With so much insight and knowledge that you have, I don’t understand why you would not consider running for office….I think you are missing your “calling.”
Dear Mr. Morris,
I believe this is a year where the political party (between the key two) matters to a point analysis, such as yours, may be prone to underestimate their importance.
In the past (roughly 75 years), each time this country went into an election year faced with an unpopular war and/or depressed economy, the incumbent political party did not win the White House.
In 1932, the issues included the Great Depression and Prohibition. Incumbent was Republican Herbert Hoover, who faced Democratic challenger Franklin D. Roosevelt—and lost the election (472-59).
In 1952, Korean War was the top issue and incumbent was Democratic Harry Truman. So unpopular, Truman chose not to run for re-election. Adlai Stevenson was the party’s nomination—and when Election Day came, Stevenson not only lost (442-89) to Republican challenger Dwight Eisenhower, he failed to carry his home state of Illinois.
In 1968, Vietnam War was the top issue. Democratic president Lyndon Johnson announced in March he would not seek nor accept his party’s nomination. His vice president, Hubert Humphrey, won the embattled nomination (over a June-assassinated Robert Kennedy and Senator Eugene McCarthy)—and he faced Eisenhower’s No. 2, Richard Nixon. Third party candidate George Wallace made matters complicated and ultimately won five states—including his own, Alabama. But it was Nixon and the GOP who prevailed (Nixon: 301; Humphrey: 191; Wallace: 46).
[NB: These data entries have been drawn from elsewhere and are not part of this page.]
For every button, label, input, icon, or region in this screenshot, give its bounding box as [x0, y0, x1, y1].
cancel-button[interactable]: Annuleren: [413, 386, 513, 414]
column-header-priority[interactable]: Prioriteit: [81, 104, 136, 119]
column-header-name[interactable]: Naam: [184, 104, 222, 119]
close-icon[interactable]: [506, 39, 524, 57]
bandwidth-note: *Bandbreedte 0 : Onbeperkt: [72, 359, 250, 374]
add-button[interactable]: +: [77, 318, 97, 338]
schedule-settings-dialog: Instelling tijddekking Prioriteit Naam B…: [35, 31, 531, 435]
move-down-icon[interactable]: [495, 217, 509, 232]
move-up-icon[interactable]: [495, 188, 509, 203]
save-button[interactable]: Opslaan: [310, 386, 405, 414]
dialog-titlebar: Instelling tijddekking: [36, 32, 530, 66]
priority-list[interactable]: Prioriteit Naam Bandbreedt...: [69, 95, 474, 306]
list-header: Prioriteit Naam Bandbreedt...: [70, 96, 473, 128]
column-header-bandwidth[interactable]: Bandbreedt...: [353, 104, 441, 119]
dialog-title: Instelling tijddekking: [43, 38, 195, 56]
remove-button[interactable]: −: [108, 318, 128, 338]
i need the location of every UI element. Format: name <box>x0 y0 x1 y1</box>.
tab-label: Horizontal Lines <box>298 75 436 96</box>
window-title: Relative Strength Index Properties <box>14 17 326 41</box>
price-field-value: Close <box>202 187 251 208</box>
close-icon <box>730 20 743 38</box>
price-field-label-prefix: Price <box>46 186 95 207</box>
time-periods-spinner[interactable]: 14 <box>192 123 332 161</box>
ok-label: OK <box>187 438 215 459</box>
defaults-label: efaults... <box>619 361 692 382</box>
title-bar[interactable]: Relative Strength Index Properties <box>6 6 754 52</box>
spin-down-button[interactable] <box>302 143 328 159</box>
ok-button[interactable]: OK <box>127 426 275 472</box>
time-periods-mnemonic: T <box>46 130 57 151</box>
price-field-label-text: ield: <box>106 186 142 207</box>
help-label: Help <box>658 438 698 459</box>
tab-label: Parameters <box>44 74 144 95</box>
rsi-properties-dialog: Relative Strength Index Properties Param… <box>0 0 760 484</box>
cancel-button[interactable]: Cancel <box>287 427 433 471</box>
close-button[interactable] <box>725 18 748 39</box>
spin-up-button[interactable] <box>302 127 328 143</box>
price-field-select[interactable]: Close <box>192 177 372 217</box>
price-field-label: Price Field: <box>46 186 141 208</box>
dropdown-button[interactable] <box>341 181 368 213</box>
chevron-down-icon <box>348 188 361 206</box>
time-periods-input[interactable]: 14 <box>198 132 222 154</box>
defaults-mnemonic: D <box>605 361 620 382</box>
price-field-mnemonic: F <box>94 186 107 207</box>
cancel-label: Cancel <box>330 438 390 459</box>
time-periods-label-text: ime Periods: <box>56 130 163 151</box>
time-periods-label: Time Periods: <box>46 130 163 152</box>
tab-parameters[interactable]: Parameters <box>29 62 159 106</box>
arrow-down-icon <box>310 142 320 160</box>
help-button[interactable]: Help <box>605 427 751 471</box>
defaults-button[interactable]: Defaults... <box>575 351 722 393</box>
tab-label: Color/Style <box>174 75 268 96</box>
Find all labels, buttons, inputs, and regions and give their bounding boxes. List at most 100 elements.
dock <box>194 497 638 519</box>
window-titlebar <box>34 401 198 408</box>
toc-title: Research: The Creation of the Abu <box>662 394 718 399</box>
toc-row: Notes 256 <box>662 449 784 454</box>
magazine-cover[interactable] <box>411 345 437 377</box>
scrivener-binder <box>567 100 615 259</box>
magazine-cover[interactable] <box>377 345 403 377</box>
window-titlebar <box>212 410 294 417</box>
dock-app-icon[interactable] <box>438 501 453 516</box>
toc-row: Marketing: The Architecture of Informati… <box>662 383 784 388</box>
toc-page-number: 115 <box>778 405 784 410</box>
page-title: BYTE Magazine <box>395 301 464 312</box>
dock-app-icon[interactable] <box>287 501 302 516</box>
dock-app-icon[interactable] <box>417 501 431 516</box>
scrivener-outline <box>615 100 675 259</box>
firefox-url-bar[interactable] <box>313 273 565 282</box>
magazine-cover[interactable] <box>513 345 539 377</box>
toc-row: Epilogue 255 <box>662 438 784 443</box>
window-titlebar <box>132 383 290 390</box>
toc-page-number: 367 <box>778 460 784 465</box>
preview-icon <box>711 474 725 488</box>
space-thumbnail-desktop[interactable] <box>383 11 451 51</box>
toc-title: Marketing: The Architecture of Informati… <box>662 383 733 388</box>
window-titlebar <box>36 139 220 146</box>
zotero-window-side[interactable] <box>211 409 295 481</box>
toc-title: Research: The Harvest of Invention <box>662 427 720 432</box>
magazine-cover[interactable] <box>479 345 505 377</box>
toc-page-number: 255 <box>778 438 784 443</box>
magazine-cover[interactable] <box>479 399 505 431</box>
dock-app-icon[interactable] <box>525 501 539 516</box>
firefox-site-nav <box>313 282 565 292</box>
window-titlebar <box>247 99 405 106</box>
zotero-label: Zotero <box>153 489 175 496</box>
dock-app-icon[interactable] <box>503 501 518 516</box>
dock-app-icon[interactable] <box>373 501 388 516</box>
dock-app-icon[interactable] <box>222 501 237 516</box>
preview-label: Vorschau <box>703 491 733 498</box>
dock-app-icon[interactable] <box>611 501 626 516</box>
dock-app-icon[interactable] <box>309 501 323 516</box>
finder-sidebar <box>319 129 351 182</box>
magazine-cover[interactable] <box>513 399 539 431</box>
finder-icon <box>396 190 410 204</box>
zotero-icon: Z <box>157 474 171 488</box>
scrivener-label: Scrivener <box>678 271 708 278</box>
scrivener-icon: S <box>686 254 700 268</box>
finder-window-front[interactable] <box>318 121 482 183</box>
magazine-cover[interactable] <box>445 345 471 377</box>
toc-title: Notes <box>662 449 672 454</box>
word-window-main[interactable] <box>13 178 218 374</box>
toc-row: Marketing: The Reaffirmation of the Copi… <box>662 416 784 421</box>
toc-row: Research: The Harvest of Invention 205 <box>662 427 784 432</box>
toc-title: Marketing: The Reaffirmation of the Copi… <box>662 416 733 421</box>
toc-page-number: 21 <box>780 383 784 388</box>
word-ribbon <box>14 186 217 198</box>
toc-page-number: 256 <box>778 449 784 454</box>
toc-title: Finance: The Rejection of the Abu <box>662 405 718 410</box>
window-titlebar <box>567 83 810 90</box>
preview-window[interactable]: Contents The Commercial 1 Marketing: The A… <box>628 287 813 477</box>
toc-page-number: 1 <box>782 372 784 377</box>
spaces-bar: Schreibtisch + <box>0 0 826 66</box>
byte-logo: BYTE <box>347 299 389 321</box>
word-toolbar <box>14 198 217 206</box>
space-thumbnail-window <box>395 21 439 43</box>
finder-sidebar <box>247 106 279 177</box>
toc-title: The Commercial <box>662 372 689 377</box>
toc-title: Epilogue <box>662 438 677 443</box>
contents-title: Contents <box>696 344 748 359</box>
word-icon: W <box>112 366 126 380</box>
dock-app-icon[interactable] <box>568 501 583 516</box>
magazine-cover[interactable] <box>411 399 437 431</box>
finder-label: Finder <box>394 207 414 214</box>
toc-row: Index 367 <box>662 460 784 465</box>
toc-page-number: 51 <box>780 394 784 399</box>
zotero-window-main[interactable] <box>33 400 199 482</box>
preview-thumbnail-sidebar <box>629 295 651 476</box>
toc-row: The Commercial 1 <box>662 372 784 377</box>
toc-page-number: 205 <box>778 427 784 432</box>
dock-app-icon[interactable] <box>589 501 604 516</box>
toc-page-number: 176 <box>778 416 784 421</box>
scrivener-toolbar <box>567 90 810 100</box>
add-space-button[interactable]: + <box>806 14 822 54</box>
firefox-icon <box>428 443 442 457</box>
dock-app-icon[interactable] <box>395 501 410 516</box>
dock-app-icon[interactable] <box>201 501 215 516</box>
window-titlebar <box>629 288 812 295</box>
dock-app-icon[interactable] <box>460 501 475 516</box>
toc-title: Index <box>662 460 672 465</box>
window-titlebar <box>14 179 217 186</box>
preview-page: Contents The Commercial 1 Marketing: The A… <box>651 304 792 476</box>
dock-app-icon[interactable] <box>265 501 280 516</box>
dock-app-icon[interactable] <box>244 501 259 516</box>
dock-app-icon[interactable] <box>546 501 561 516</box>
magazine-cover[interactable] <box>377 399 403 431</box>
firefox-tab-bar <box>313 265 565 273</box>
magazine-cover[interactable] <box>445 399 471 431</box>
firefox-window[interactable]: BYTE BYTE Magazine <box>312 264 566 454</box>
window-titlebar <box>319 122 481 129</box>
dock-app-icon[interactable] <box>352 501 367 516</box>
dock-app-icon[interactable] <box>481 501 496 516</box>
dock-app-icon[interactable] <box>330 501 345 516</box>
In 1980, Democratic president Jimmy Carter had inflation crippling his chances of re-election—and once former actor and California governor Ronald Reagan burst on the scene, won the GOP’s nomination, it was obvious. Result: Reagan, 489; Carter: 49.
In 1992, Republican Commander in Chief George Bush became the first incumbent of his party defeated on Election Day since 1932 Herbert Hoover, as he faced not one but two opponents: Democratic challenger and Arkansas governor Bill Clinton, and independent business tycoon H. Ross Perot. Bush was trying to overcome a ression and, while Perot won nearly 20 percent of the popular vote (and no electoral votes), it was Clinton who kicked butt, with 370 electoral votes to Bush’s 168.
I believe this historical pattern will continue in 2008, where he have a crackling combination of a disastrous economy and the Iraq War. And I believe people are angry with the Republican Party that it will be too overwhelming for U.S. Senator John McCain to overcome — and that the next, 44th president of the United States will be Senator Barack Obama.